There are three basic steps to training a dog to a new command or modifying an existing behavior. First, we introduce the desired behavior. Second, we provide repetition to build confidence and understanding. And third, we add a consequence for non-compliance.
We begin by teaching the dog what we want them to do. In this first stage, we are helping the dog understand what exactly we want from them to do and how we want them to do it. At this stage we are going to begin rewarding the dog for following the instruction.
For example, if we are teaching the command come, we would put the dog on a long cord, say the order come and pull the dog to our left side and have them sit and wait for the next instruction. When the dog does this, we will reward them with treat or praise.
In this second stage, we are building familiarity so that the dog can execute the command with confidence. We are starting to build a long-term association between the command and their performing an action. So when we say come the dog does not think, they just follow the instruction and return to your side.
In our above example, we would keep repeating the come training exercise until the dog knew exactly what they were supposed to do. As well as positive reinforcement, you will start providing mild negative reinforcement such as a 'no' or a negative tone when the dog does not obey. You would notice that many dogs will not follow the instruction promptly and will often dawdle. Other dogs will not follow the instruction when there is some source of excitement like another dog nearby. This is normal and we will address this by adding a consequence in the next stage of training.
We now layer on a correction (consequence) when the dog does not promptly follow the command. The correction gives the dog an additional motivation to follow the order, and teaches them that commands must be followed quickly and without regard to any outside distractions. The dog also learns that to turn off the correction, they just need to follow the command.
In our come example, we keep practicing the come command. But, now when the dog dawdles or explores distractions, we would apply a correction such as a static shock. We would keep applying the correction, guiding the dog to the desired behavior with the leash, until they follow the command at which point the correction is released.
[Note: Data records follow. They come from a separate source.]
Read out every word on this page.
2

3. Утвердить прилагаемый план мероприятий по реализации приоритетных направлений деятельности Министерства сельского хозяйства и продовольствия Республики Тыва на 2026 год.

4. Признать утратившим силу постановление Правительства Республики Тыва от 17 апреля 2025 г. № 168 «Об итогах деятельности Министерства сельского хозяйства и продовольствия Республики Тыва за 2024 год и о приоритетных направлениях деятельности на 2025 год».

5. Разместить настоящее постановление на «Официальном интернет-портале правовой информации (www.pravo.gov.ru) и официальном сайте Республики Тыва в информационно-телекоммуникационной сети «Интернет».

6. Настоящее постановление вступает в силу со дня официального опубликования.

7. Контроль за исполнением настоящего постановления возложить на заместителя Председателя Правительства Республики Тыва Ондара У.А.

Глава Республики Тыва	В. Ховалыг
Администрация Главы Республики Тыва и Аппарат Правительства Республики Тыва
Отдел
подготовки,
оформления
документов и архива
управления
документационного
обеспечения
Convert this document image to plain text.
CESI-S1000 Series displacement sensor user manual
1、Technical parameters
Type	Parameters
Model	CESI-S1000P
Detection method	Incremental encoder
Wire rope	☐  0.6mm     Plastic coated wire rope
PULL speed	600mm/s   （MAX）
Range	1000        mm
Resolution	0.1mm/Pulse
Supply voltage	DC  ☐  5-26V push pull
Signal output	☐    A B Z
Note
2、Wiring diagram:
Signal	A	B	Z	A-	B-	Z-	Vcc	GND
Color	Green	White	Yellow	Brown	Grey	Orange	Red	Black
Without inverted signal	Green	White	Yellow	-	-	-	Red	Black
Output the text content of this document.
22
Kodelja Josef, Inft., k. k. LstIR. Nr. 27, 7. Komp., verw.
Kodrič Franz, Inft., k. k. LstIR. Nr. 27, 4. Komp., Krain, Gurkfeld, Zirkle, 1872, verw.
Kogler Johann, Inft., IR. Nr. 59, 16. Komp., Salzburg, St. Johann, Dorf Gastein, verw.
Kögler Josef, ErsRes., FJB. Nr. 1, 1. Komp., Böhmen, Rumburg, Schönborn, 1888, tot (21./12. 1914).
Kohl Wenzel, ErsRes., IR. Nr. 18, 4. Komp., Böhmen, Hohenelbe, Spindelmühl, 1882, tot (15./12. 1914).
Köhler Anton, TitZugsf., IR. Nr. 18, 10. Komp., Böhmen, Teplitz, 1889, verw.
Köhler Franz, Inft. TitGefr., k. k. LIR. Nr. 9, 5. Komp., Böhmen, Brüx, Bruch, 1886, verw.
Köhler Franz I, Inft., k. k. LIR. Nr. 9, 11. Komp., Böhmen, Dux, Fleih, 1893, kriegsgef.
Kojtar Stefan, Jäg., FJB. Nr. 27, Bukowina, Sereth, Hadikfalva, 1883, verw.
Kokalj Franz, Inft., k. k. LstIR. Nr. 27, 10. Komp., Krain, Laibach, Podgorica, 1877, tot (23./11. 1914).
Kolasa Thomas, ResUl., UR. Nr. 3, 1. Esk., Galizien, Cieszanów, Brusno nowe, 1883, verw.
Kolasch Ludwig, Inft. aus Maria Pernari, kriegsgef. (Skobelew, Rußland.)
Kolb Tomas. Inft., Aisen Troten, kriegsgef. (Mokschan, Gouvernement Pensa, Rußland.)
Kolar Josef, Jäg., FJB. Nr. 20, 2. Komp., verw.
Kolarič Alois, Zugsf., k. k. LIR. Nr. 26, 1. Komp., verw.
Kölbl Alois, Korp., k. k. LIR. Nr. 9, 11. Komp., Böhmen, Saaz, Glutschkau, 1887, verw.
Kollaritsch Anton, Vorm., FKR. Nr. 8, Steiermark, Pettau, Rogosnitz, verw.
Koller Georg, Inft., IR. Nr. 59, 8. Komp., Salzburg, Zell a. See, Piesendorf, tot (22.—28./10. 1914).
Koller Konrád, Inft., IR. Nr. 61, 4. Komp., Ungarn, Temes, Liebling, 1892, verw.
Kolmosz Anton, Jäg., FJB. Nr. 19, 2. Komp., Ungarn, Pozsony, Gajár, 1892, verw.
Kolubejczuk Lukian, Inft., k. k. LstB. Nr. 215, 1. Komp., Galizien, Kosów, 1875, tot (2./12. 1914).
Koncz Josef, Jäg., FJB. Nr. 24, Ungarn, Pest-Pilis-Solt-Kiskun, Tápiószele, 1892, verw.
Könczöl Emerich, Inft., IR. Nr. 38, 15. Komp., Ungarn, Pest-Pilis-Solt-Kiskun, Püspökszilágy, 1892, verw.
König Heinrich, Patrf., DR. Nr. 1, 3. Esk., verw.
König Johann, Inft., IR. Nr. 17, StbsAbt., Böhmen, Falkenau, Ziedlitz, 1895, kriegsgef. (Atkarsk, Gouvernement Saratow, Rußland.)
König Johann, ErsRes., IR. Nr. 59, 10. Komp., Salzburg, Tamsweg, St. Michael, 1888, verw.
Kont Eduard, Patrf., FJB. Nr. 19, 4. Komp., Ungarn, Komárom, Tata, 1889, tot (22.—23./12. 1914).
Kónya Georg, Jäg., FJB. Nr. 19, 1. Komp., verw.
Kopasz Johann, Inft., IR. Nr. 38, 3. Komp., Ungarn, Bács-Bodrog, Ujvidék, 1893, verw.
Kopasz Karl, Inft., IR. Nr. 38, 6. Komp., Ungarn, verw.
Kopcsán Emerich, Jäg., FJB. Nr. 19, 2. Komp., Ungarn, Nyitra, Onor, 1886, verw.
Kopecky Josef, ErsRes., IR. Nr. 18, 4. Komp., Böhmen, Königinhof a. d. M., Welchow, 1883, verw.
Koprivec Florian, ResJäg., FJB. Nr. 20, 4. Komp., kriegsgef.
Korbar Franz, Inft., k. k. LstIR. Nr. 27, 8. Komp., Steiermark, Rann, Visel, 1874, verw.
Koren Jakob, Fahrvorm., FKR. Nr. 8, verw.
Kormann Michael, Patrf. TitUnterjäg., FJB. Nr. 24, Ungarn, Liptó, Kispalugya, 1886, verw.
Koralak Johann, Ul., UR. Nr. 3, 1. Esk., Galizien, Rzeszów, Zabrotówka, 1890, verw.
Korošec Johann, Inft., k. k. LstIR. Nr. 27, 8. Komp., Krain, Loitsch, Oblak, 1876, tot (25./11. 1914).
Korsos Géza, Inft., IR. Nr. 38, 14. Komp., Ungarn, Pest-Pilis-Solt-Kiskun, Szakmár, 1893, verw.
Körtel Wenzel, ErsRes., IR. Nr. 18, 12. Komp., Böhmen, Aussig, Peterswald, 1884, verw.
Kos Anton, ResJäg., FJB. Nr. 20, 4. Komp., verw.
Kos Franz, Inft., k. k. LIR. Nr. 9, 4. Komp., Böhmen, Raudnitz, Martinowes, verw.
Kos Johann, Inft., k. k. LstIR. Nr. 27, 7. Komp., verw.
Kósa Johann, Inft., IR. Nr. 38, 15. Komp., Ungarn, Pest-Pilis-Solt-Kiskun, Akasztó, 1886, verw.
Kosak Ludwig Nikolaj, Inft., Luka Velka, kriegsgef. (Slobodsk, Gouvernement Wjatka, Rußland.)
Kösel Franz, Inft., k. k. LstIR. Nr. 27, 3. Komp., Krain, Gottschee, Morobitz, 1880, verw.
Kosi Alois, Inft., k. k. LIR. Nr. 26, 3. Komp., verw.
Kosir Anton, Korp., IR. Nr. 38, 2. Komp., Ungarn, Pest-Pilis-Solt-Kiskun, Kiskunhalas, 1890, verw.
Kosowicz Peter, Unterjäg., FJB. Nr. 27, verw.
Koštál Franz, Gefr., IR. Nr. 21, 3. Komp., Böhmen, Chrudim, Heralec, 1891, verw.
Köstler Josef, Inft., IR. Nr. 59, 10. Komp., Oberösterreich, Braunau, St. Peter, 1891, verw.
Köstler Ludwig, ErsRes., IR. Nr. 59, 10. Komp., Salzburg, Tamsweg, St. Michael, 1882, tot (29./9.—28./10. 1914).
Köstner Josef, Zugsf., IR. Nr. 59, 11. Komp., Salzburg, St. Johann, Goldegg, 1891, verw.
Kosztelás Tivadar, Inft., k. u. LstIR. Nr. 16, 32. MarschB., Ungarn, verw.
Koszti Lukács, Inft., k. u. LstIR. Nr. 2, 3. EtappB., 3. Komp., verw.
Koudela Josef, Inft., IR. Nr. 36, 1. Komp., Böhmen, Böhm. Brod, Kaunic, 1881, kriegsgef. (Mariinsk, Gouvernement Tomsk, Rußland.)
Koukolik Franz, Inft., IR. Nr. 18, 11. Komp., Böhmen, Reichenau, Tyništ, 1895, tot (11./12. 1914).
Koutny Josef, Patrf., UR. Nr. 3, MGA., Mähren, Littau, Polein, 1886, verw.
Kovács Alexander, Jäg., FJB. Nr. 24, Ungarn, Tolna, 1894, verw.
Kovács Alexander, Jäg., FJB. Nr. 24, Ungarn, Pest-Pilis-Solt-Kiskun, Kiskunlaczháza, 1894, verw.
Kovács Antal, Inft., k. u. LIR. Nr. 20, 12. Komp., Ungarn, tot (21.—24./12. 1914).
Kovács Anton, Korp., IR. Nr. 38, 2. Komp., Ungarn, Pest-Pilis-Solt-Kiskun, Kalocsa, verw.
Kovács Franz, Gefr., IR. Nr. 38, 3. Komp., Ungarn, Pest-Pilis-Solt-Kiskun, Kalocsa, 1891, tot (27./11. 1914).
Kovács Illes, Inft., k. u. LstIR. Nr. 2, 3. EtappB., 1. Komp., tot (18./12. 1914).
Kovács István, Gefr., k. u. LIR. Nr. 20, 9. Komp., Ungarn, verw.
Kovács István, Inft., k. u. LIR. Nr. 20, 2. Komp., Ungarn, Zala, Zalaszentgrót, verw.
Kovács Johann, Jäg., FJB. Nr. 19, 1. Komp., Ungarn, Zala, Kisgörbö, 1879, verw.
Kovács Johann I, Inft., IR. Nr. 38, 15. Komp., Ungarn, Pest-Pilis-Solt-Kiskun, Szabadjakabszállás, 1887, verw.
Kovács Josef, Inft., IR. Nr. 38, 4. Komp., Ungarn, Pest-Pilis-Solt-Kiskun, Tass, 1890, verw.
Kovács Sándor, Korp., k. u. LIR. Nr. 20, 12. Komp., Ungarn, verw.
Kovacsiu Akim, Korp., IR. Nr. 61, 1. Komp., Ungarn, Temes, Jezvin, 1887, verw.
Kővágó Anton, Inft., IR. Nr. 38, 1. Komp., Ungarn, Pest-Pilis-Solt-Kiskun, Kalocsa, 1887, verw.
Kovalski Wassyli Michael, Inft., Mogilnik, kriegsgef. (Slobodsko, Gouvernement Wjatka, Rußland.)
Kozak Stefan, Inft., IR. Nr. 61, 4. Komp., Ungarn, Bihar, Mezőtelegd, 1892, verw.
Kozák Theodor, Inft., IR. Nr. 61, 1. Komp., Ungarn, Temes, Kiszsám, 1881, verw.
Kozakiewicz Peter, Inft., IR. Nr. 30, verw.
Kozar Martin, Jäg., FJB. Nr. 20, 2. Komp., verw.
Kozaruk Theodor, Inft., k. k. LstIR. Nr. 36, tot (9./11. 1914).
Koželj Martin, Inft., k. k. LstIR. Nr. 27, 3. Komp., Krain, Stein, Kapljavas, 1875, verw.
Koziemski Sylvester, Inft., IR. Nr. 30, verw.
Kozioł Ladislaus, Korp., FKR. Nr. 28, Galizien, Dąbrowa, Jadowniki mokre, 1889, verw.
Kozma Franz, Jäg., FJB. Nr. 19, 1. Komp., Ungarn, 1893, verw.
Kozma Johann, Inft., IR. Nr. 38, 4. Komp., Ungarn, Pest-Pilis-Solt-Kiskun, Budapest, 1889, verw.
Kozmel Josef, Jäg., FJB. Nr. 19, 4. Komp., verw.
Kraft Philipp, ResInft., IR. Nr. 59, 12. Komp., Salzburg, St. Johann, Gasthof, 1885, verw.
In this third stage, progress is usually very quick. If a dog is not responding, chances are that they still don't understand the command, and you should return to the first two steps.
In the final stage, we help the dog expand their understanding and reliability of the command, by using it in different situations. Here we are trying to make the command robust, so the dog understands that it should be followed in a wide range of different circumstances. We want to test and train the dog in the most difficult conditions, so that when they encounter real world test of their training, when safety may be an issue, we can be confident that they will follow our instructions.
For the come command, we would start using the command when the dog is off-leash. We would start using the command when there are strong temptations such as a neighborhood dog, food, or another family member.